U.S. Pat. No. 6,961,608 discloses an MR imaging system for MR imaging of an interventional device like a catheter, which is inserted into an object and which comprises an RF detection coil at its tip. Further, means for acquiring, together with the application of a gradient magnetic field to the RF detection coil, an MR signal from a vicinity of the RF detection coil excited by an RF magnetic field, and means for obtaining a position of the RF detection coil as the position of the tip through a frequency analyses of the MR signal are provided.
Further, ISMRM 1992, page 104, “Tracking of an Invasive Device within an MR imaging system”, by C. L. Dumoulin, S. P. Souza and R. D. Darrow, discloses that a small RF coil is attached to an invasive device. The RF coil is a simple non-resonant loop with a diameter of smaller than 1 mm which is connected via a coaxial cable to a preamplifier. The RF coil detects MR signals from its immediate vicinity but is insensitive to MR signals coming from more than a few diameters away. By exciting RF relaxation signals in the examination object and generating gradient pulses, the location of the RF coil is determined.

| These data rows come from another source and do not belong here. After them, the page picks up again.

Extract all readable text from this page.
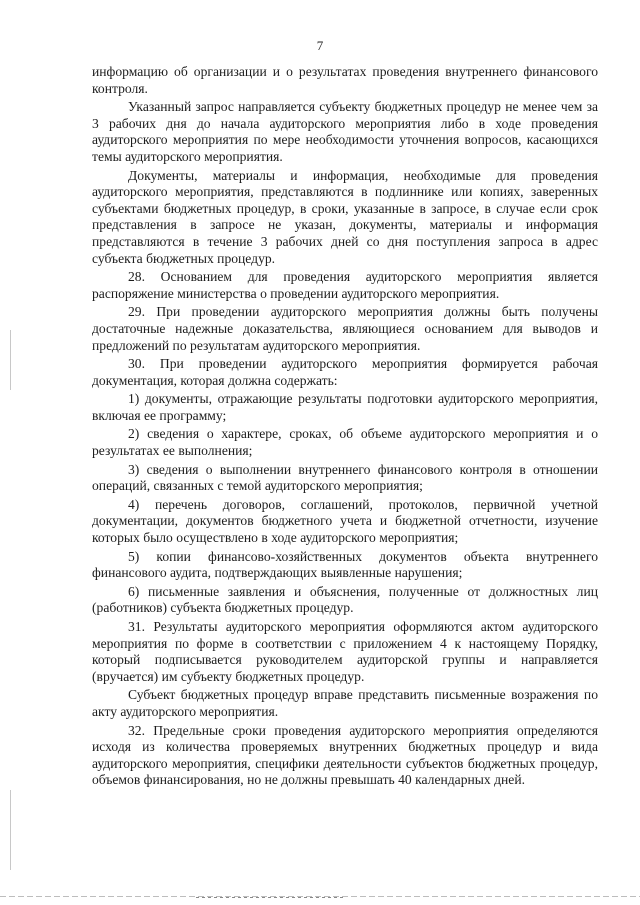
7

информацию об организации и о результатах проведения внутреннего финансового контроля.

Указанный запрос направляется субъекту бюджетных процедур не менее чем за 3 рабочих дня до начала аудиторского мероприятия либо в ходе проведения аудиторского мероприятия по мере необходимости уточнения вопросов, касающихся темы аудиторского мероприятия.

Документы, материалы и информация, необходимые для проведения аудиторского мероприятия, представляются в подлиннике или копиях, заверенных субъектами бюджетных процедур, в сроки, указанные в запросе, в случае если срок представления в запросе не указан, документы, материалы и информация представляются в течение 3 рабочих дней со дня поступления запроса в адрес субъекта бюджетных процедур.

28. Основанием для проведения аудиторского мероприятия является распоряжение министерства о проведении аудиторского мероприятия.

29. При проведении аудиторского мероприятия должны быть получены достаточные надежные доказательства, являющиеся основанием для выводов и предложений по результатам аудиторского мероприятия.

30. При проведении аудиторского мероприятия формируется рабочая документация, которая должна содержать:

1) документы, отражающие результаты подготовки аудиторского мероприятия, включая ее программу;

2) сведения о характере, сроках, об объеме аудиторского мероприятия и о результатах ее выполнения;

3) сведения о выполнении внутреннего финансового контроля в отношении операций, связанных с темой аудиторского мероприятия;

4) перечень договоров, соглашений, протоколов, первичной учетной документации, документов бюджетного учета и бюджетной отчетности, изучение которых было осуществлено в ходе аудиторского мероприятия;

5) копии финансово-хозяйственных документов объекта внутреннего финансового аудита, подтверждающих выявленные нарушения;

6) письменные заявления и объяснения, полученные от должностных лиц (работников) субъекта бюджетных процедур.

31. Результаты аудиторского мероприятия оформляются актом аудиторского мероприятия по форме в соответствии с приложением 4 к настоящему Порядку, который подписывается руководителем аудиторской группы и направляется (вручается) им субъекту бюджетных процедур.

Субъект бюджетных процедур вправе представить письменные возражения по акту аудиторского мероприятия.

32. Предельные сроки проведения аудиторского мероприятия определяются исходя из количества проверяемых внутренних бюджетных процедур и вида аудиторского мероприятия, специфики деятельности субъектов бюджетных процедур, объемов финансирования, но не должны превышать 40 календарных дней.
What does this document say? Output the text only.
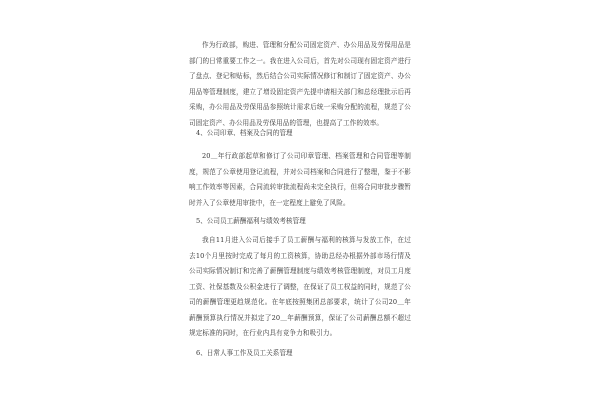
作为行政部，购进、管理和分配公司固定资产、办公用品及劳保用品是部门的日常重要工作之一。我在进入公司后，首先对公司现有固定资产进行了盘点、登记和贴标，然后结合公司实际情况修订和制订了固定资产、办公用品等管理制度，建立了增设固定资产先提申请相关部门和总经理批示后再采购，办公用品及劳保用品参照统计需求后统一采购分配的流程，规范了公司固定资产、办公用品及劳保用品的管理，也提高了工作的效率。

4、公司印章、档案及合同的管理

20＿年行政部起草和修订了公司印章管理、档案管理和合同管理等制度，规范了公章使用登记流程，并对公司档案和合同进行了整理，鉴于不影响工作效率等因素，合同流转审批流程尚未完全执行，但将合同审批步骤暂时并入了公章使用审批中，在一定程度上避免了风险。

5、公司员工薪酬福利与绩效考核管理

我自11月进入公司后接手了员工薪酬与福利的核算与发放工作，在过去10个月里按时完成了每月的工资核算，协助总经办根据外部市场行情及公司实际情况制订和完善了薪酬管理制度与绩效考核管理制度，对员工月度工资、社保基数及公积金进行了调整，在保证了员工权益的同时，规范了公司的薪酬管理更趋规范化。在年底按照集团总部要求，统计了公司20＿年薪酬预算执行情况并拟定了20＿年薪酬预算，保证了公司薪酬总额不超过规定标准的同时，在行业内具有竞争力和吸引力。

6、日常人事工作及员工关系管理
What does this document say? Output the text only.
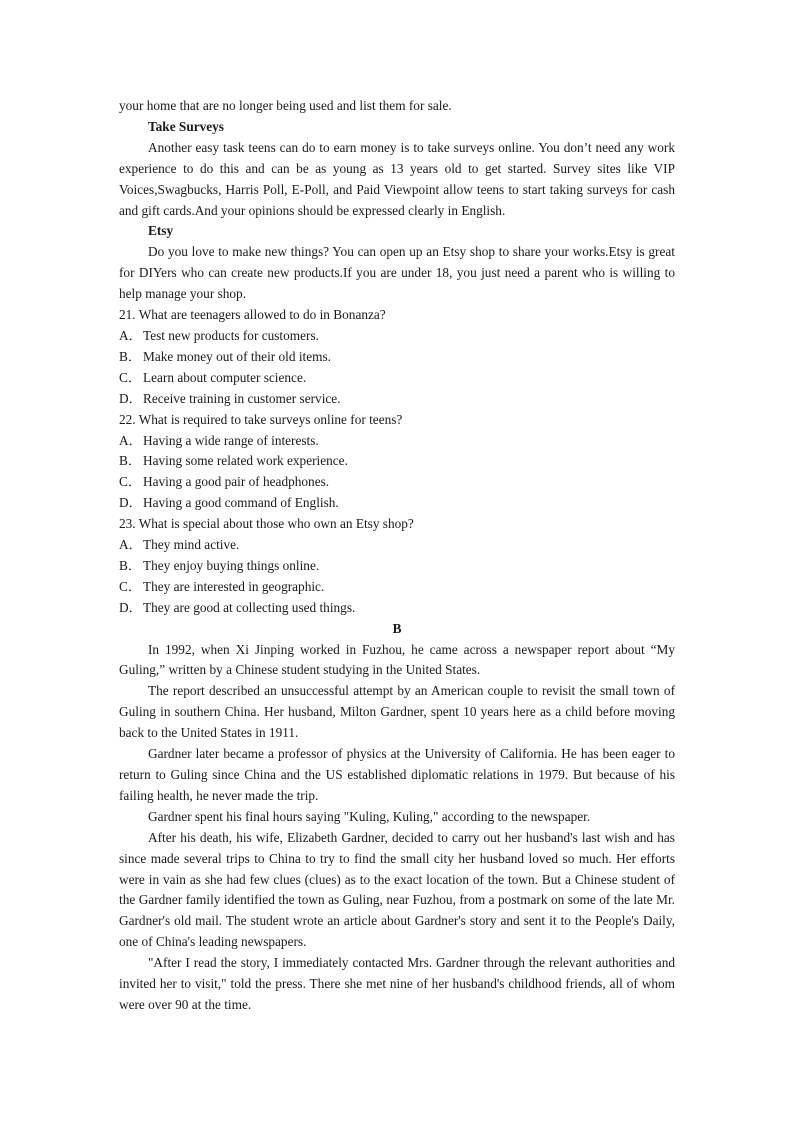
your home that are no longer being used and list them for sale.

Take Surveys

Another easy task teens can do to earn money is to take surveys online. You don’t need any work experience to do this and can be as young as 13 years old to get started. Survey sites like VIP Voices,Swagbucks, Harris Poll, E-Poll, and Paid Viewpoint allow teens to start taking surveys for cash and gift cards.And your opinions should be expressed clearly in English.

Etsy

Do you love to make new things? You can open up an Etsy shop to share your works.Etsy is great for DIYers who can create new products.If you are under 18, you just need a parent who is willing to help manage your shop.

21. What are teenagers allowed to do in Bonanza?

A．Test new products for customers.

B． Make money out of their old items.

C． Learn about computer science.

D．Receive training in customer service.

22. What is required to take surveys online for teens?

A．Having a wide range of interests.

B． Having some related work experience.

C． Having a good pair of headphones.

D．Having a good command of English.

23. What is special about those who own an Etsy shop?

A．They mind active.

B． They enjoy buying things online.

C． They are interested in geographic.

D．They are good at collecting used things.

B

In 1992, when Xi Jinping worked in Fuzhou, he came across a newspaper report about “My Guling,” written by a Chinese student studying in the United States.

The report described an unsuccessful attempt by an American couple to revisit the small town of Guling in southern China. Her husband, Milton Gardner, spent 10 years here as a child before moving back to the United States in 1911.

Gardner later became a professor of physics at the University of California. He has been eager to return to Guling since China and the US established diplomatic relations in 1979. But because of his failing health, he never made the trip.

Gardner spent his final hours saying "Kuling, Kuling," according to the newspaper.

After his death, his wife, Elizabeth Gardner, decided to carry out her husband's last wish and has since made several trips to China to try to find the small city her husband loved so much. Her efforts were in vain as she had few clues (clues) as to the exact location of the town. But a Chinese student of the Gardner family identified the town as Guling, near Fuzhou, from a postmark on some of the late Mr. Gardner's old mail. The student wrote an article about Gardner's story and sent it to the People's Daily, one of China's leading newspapers.

"After I read the story, I immediately contacted Mrs. Gardner through the relevant authorities and invited her to visit," told the press. There she met nine of her husband's childhood friends, all of whom were over 90 at the time.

In Proc. Intl. Soc. Mag. Reson. Med. 8 (2000) page 1307, “Active Marker of catheters for MRI guided interventions” by Toennissen et al., a marker comprising an LC resonance circuit for creating a local signal increase in the surrounding tissue is disclosed wherein the signal increase is detected by the related MR head coil and displayed in the MR image. The LC resonance circuit comprises a capacitive element and an inductive element in the form of a spiral coil, a flat coil and a meander coil.
Finally, U.S. Pat. No. 6,574,497 discloses an interventional device in the form of a guide-wire, a guiding catheter, a stent, a tube, a needle and other medical devices that incorporate a fluorine-19 containing material for use as a passive marker as explained above.